Using new media, Refik Anadol does recreate that very process, with the indistinct awakening imagination, through works such as Melting Memories, to be seen at this biennial.

His artistic research, tying in with science and technology advancement, opens way to rethinking aesthetics taking into account a dynamic perception of space. Addressing that particular aspect appears to be crucial for other artists working with new media, particularly guests artist Shan Shan Sheng with Universal Elements. This is also true for Walter Gaudnek (USA) with his Space Changer, Hans R.L. Schlegel (Switzerland), with his mysterious Pendulum; Sangeeta Abhay (India), and Pey Chwen Lin (Taiwan, China), who succeeds in the Making of Eve Clone out of the rotating projection of Leonardo’s Vitruvian Man.

The word ‘clone’ may spring to mind Leonardo’s idea that ‘where the spirit does not work with the hand there is no art’. To what extent is that affirmation acceptable today? What about New Media Art? What about computational creativity of artificial intelligence, or AI Art? Also that frontier can be explored in this exhibition through Auria Kathi by the artistic duo composed of Fabin Rasheed and Paul Sleeba. These and other issues will be brought to the fore during the Leonardo da Vinci Study Day in a session with scholars and artists as invited speakers. In other sessions, museum directors and art historians specialising in Leonardo da Vinci will offer precious contributions as well.

The programme of the XIIth Florence Biennale includes events complementing the main exhibition.

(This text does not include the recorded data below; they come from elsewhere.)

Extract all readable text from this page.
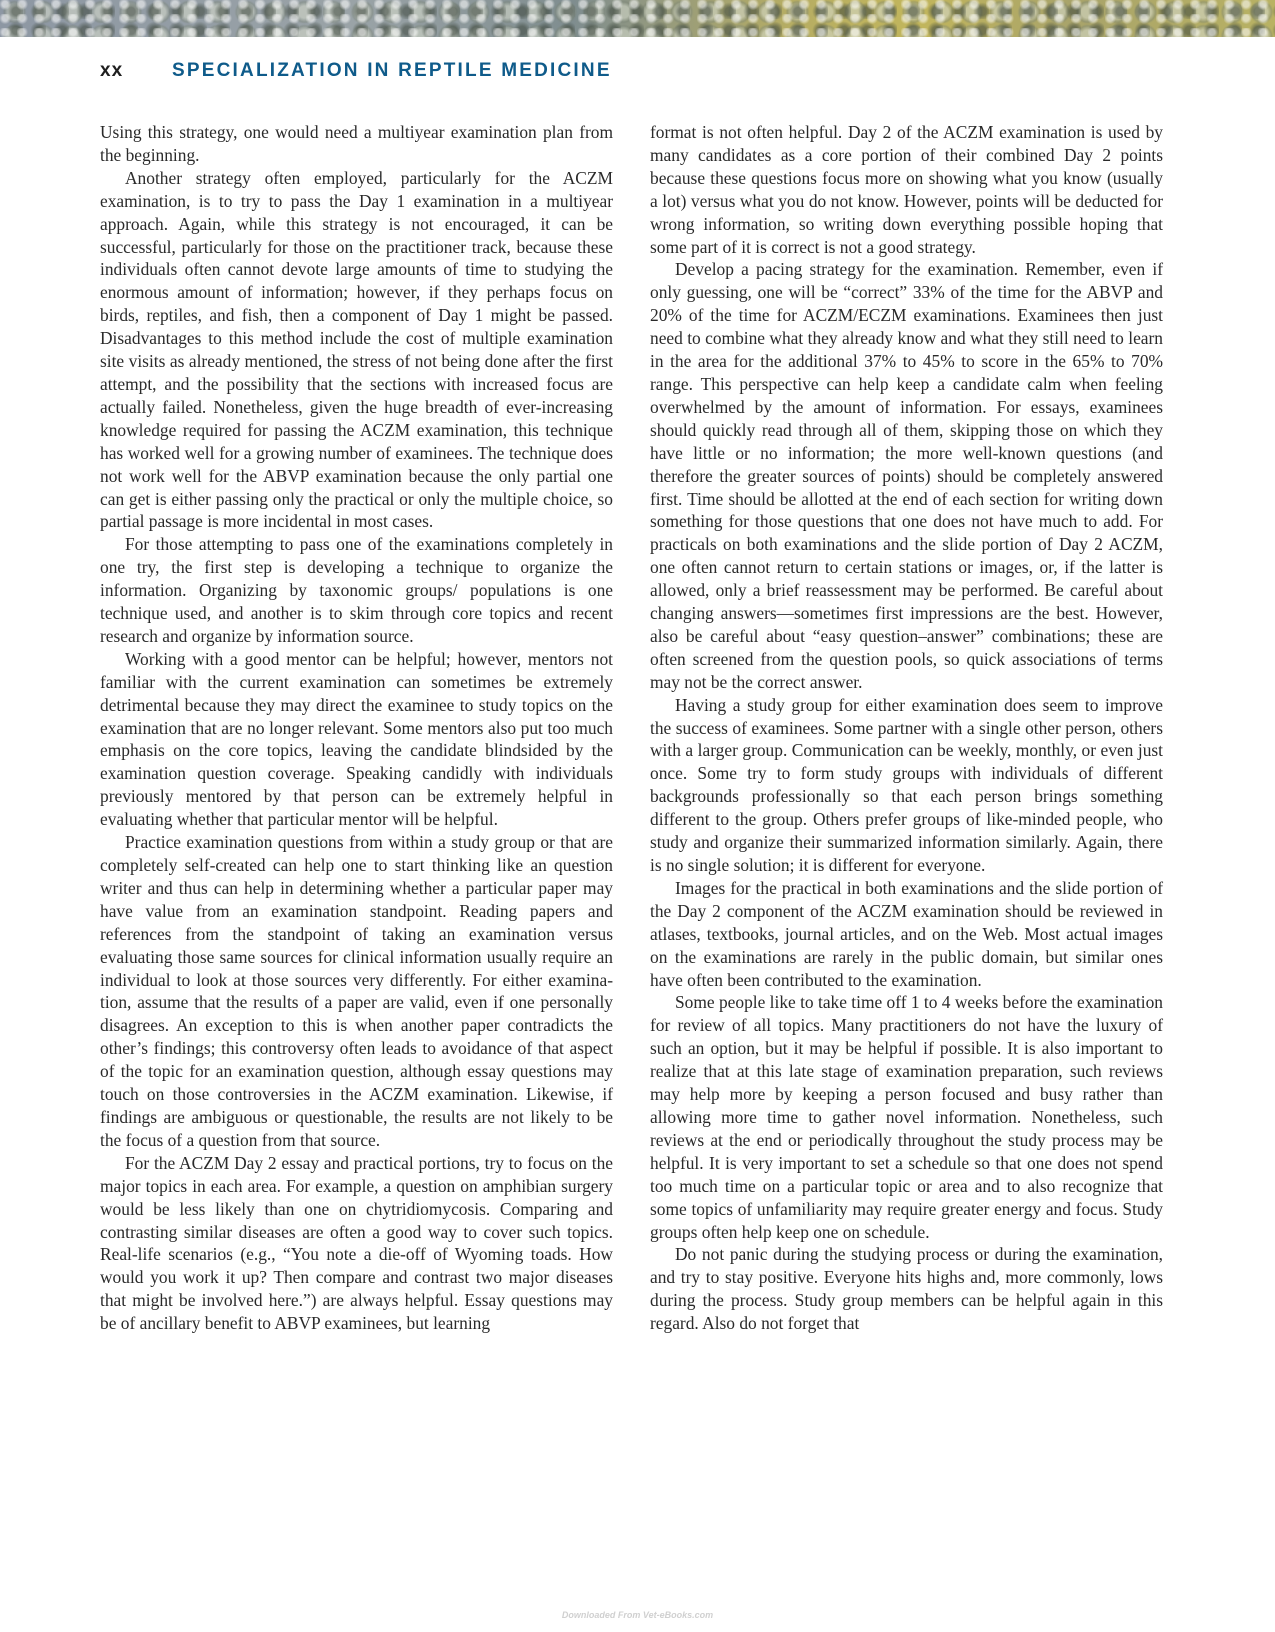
xx	SPECIALIZATION IN REPTILE MEDICINE

Using this strategy, one would need a multiyear examination plan from the beginning.

Another strategy often employed, particularly for the ACZM examination, is to try to pass the Day 1 examination in a multiyear approach. Again, while this strategy is not encouraged, it can be successful, particularly for those on the practitioner track, because these individuals often cannot devote large amounts of time to studying the enormous amount of information; however, if they perhaps focus on birds, reptiles, and fish, then a component of Day 1 might be passed. Disadvantages to this method include the cost of multiple examination site visits as already mentioned, the stress of not being done after the first attempt, and the possibility that the sections with increased focus are actually failed. Nonetheless, given the huge breadth of ever-increasing knowledge required for passing the ACZM examination, this technique has worked well for a growing number of examinees. The technique does not work well for the ABVP examination because the only partial one can get is either passing only the practical or only the multiple choice, so partial passage is more incidental in most cases.

For those attempting to pass one of the examinations completely in one try, the first step is developing a technique to organize the information. Organizing by taxonomic groups/ populations is one technique used, and another is to skim through core topics and recent research and organize by information source.

Working with a good mentor can be helpful; however, mentors not familiar with the current examination can sometimes be extremely detrimental because they may direct the examinee to study topics on the examination that are no longer relevant. Some mentors also put too much emphasis on the core topics, leaving the candidate blindsided by the examination question coverage. Speaking candidly with individuals previously mentored by that person can be extremely helpful in evaluating whether that particular mentor will be helpful.

Practice examination questions from within a study group or that are completely self-created can help one to start thinking like an question writer and thus can help in determining whether a particular paper may have value from an examination standpoint. Reading papers and references from the standpoint of taking an examination versus evaluating those same sources for clinical information usually require an individual to look at those sources very differently. For either examination, assume that the results of a paper are valid, even if one personally disagrees. An exception to this is when another paper contradicts the other’s findings; this controversy often leads to avoidance of that aspect of the topic for an examination question, although essay questions may touch on those controversies in the ACZM examination. Likewise, if findings are ambiguous or questionable, the results are not likely to be the focus of a question from that source.

For the ACZM Day 2 essay and practical portions, try to focus on the major topics in each area. For example, a question on amphibian surgery would be less likely than one on chytridiomycosis. Comparing and contrasting similar diseases are often a good way to cover such topics. Real-life scenarios (e.g., “You note a die-off of Wyoming toads. How would you work it up? Then compare and contrast two major diseases that might be involved here.”) are always helpful. Essay questions may be of ancillary benefit to ABVP examinees, but learning

format is not often helpful. Day 2 of the ACZM examination is used by many candidates as a core portion of their combined Day 2 points because these questions focus more on showing what you know (usually a lot) versus what you do not know. However, points will be deducted for wrong information, so writing down everything possible hoping that some part of it is correct is not a good strategy.

Develop a pacing strategy for the examination. Remember, even if only guessing, one will be “correct” 33% of the time for the ABVP and 20% of the time for ACZM/ECZM examinations. Examinees then just need to combine what they already know and what they still need to learn in the area for the additional 37% to 45% to score in the 65% to 70% range. This perspective can help keep a candidate calm when feeling overwhelmed by the amount of information. For essays, examinees should quickly read through all of them, skipping those on which they have little or no information; the more well-known questions (and therefore the greater sources of points) should be completely answered first. Time should be allotted at the end of each section for writing down something for those questions that one does not have much to add. For practicals on both examinations and the slide portion of Day 2 ACZM, one often cannot return to certain stations or images, or, if the latter is allowed, only a brief reassessment may be performed. Be careful about changing answers—sometimes first impressions are the best. However, also be careful about “easy question–answer” combinations; these are often screened from the question pools, so quick associations of terms may not be the correct answer.

Having a study group for either examination does seem to improve the success of examinees. Some partner with a single other person, others with a larger group. Communication can be weekly, monthly, or even just once. Some try to form study groups with individuals of different backgrounds professionally so that each person brings something different to the group. Others prefer groups of like-minded people, who study and organize their summarized information similarly. Again, there is no single solution; it is different for everyone.

Images for the practical in both examinations and the slide portion of the Day 2 component of the ACZM examination should be reviewed in atlases, textbooks, journal articles, and on the Web. Most actual images on the examinations are rarely in the public domain, but similar ones have often been contributed to the examination.

Some people like to take time off 1 to 4 weeks before the examination for review of all topics. Many practitioners do not have the luxury of such an option, but it may be helpful if possible. It is also important to realize that at this late stage of examination preparation, such reviews may help more by keeping a person focused and busy rather than allowing more time to gather novel information. Nonetheless, such reviews at the end or periodically throughout the study process may be helpful. It is very important to set a schedule so that one does not spend too much time on a particular topic or area and to also recognize that some topics of unfamiliarity may require greater energy and focus. Study groups often help keep one on schedule.

Do not panic during the studying process or during the examination, and try to stay positive. Everyone hits highs and, more commonly, lows during the process. Study group members can be helpful again in this regard. Also do not forget that

Downloaded From Vet-eBooks.com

Seeing it means rediscovering Leonardo’s work, which has been a source of inspiration for five centuries, through its contemporary reinterpretations by artists at different career stages and with different cultural backgrounds, interests, and talents.

To them I wish to dedicate Paul Valéry’s words, inviting all of us to imagine Leonardo at work and follow him ‘as he moves throughout the crude and dense wholeness of the world, where nature becomes so familiar to him that he wishes he could imitate it well enough to grasp it, and yet he will ultimately face the difficulty of conceiving an object which is not in nature’.

An artist who has overcome that difficulty with his genius and creativity is, no doubt, Anthony Howe: his kinetic sculptures, reminiscent of forms in nature, appear to come to life as the wind blows.

His newly created Omniverse is to be installed in the eight-vaulted hall of the Fortezza da Basso, a masterpiece of Renaissance architecture which enhances the allure of that amazing work. Such a vision makes us think that the threshold between past and present can be trespassed within the space-and-time dimension of art.

To conclude, the XIIth Florence Biennale raises questions and offers some possible answers to the challenges of contemporaneity: from defining ‘art’ to researching aesthetic and technical values, from seeking redemption from the presumed supremacy of conceptual art to opposing deskilling.

In many respects, Leonardo’s legacy still appears to be ‘light’ cast onto a way to knowledge and perfection which may be undertaken with an holistic approach aimed at divining the contours of any human being in their physical, psychic and spiritual unity, and also realising fully the worth of an artist and their creative acts. As Rossano B. Maniscalchi has shown us with his Light of Humanity, acts of that kind can always be reinterpreted and re-enlivened, and thus revived in original ways with old and new media.